Molecular and metabolic dysregulation of lung cancer in developing anti-tumor activity by gambogic acid mediated mTOR signaling: in vitro and computational study
摘要
Gambogic acid (GA), a natural xanthonoid compound, has attracted attention for its potential anticancer activity. This study investigated the molecular targets and anticancer effects of GA against lung cancer through computational and experimental approaches.
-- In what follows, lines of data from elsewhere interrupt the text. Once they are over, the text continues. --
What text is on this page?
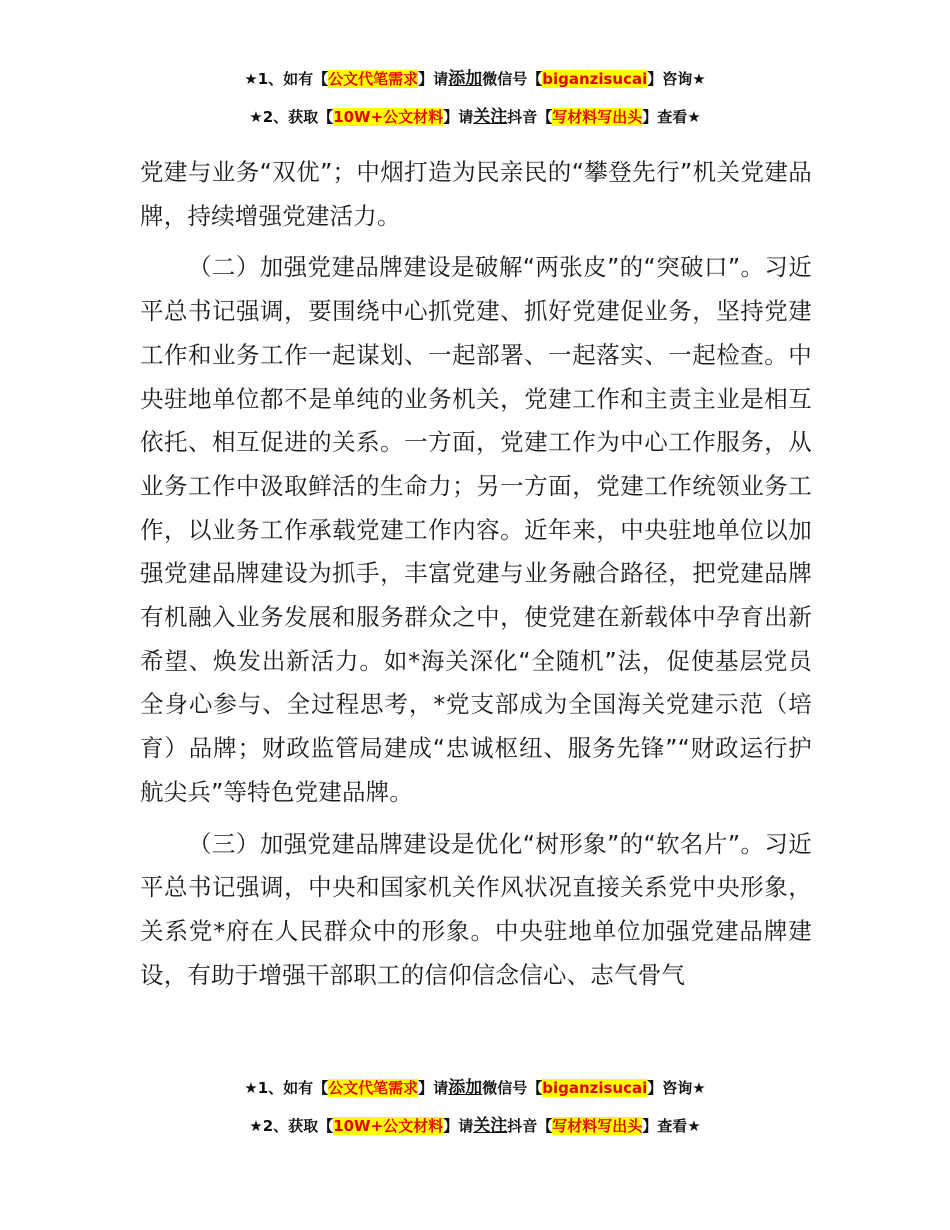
★1、如有【公文代笔需求】请添加微信号【biganzisucai】咨询★
★2、获取【10W+公文材料】请关注抖音【写材料写出头】查看★

党建与业务“双优”；中烟打造为民亲民的“攀登先行”机关党建品牌，持续增强党建活力。

（二）加强党建品牌建设是破解“两张皮”的“突破口”。习近平总书记强调，要围绕中心抓党建、抓好党建促业务，坚持党建工作和业务工作一起谋划、一起部署、一起落实、一起检查。中央驻地单位都不是单纯的业务机关，党建工作和主责主业是相互依托、相互促进的关系。一方面，党建工作为中心工作服务，从业务工作中汲取鲜活的生命力；另一方面，党建工作统领业务工作，以业务工作承载党建工作内容。近年来，中央驻地单位以加强党建品牌建设为抓手，丰富党建与业务融合路径，把党建品牌有机融入业务发展和服务群众之中，使党建在新载体中孕育出新希望、焕发出新活力。如*海关深化“全随机”法，促使基层党员全身心参与、全过程思考，*党支部成为全国海关党建示范（培育）品牌；财政监管局建成“忠诚枢纽、服务先锋”“财政运行护航尖兵”等特色党建品牌。

（三）加强党建品牌建设是优化“树形象”的“软名片”。习近平总书记强调，中央和国家机关作风状况直接关系党中央形象，关系党*府在人民群众中的形象。中央驻地单位加强党建品牌建设，有助于增强干部职工的信仰信念信心、志气骨气

★1、如有【公文代笔需求】请添加微信号【biganzisucai】咨询★
★2、获取【10W+公文材料】请关注抖音【写材料写出头】查看★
Physicochemical and ADME analysis showed that gambogic acid is highly lipophilic (consensus LogP = 6.13) with poor aqueous solubility (ESOL LogS − 7.92) and predicted low gastrointestinal absorption, while acting as a P-glycoprotein substrate and potential inhibitor of CYP2C9 and CYP3A4. Drug-likeness analysis indicated one Lipinski violation and a bioavailability score of 0.56. Bioinformatics analysis using GeneCards, GSE, and CTD databases identified six key targets involved in lung cancer progression: AKT, RPS6KB1, BCL2, BAX, CASPASE-3, and CASPASE-9. Molecular docking demonstrated strong interactions between GA and these targets, with the highest binding affinity observed for RPS6KB1 (− 8.7 kcal/mol), by hydrogen bonds with HIS1032 and ASN1098. In vitro experiments in A549 lung cancer cells revealed that GA exhibited significant cytotoxicity with an IC50 value of 90 µM. AO/EtBr staining showed increased apoptotic cells, while DAPI staining confirmed nuclear condensation and chromatin fragmentation following GA treatment. GA also significantly inhibited cell migration, reducing migration from 71% in control cells to 32.5% in treated cells. Furthermore, oxidative stress analysis showed decreased antioxidant enzyme levels (SOD and catalase) and increased lipid peroxidation (LPO) in treated cells. Our findings indicate that GA suppresses lung cancer cell proliferation and migration by inducing oxidative stress and apoptosis through modulation of the AKT–RPS6KB1 signalling pathway, highlighting its potential as a therapeutic candidate for lung cancer.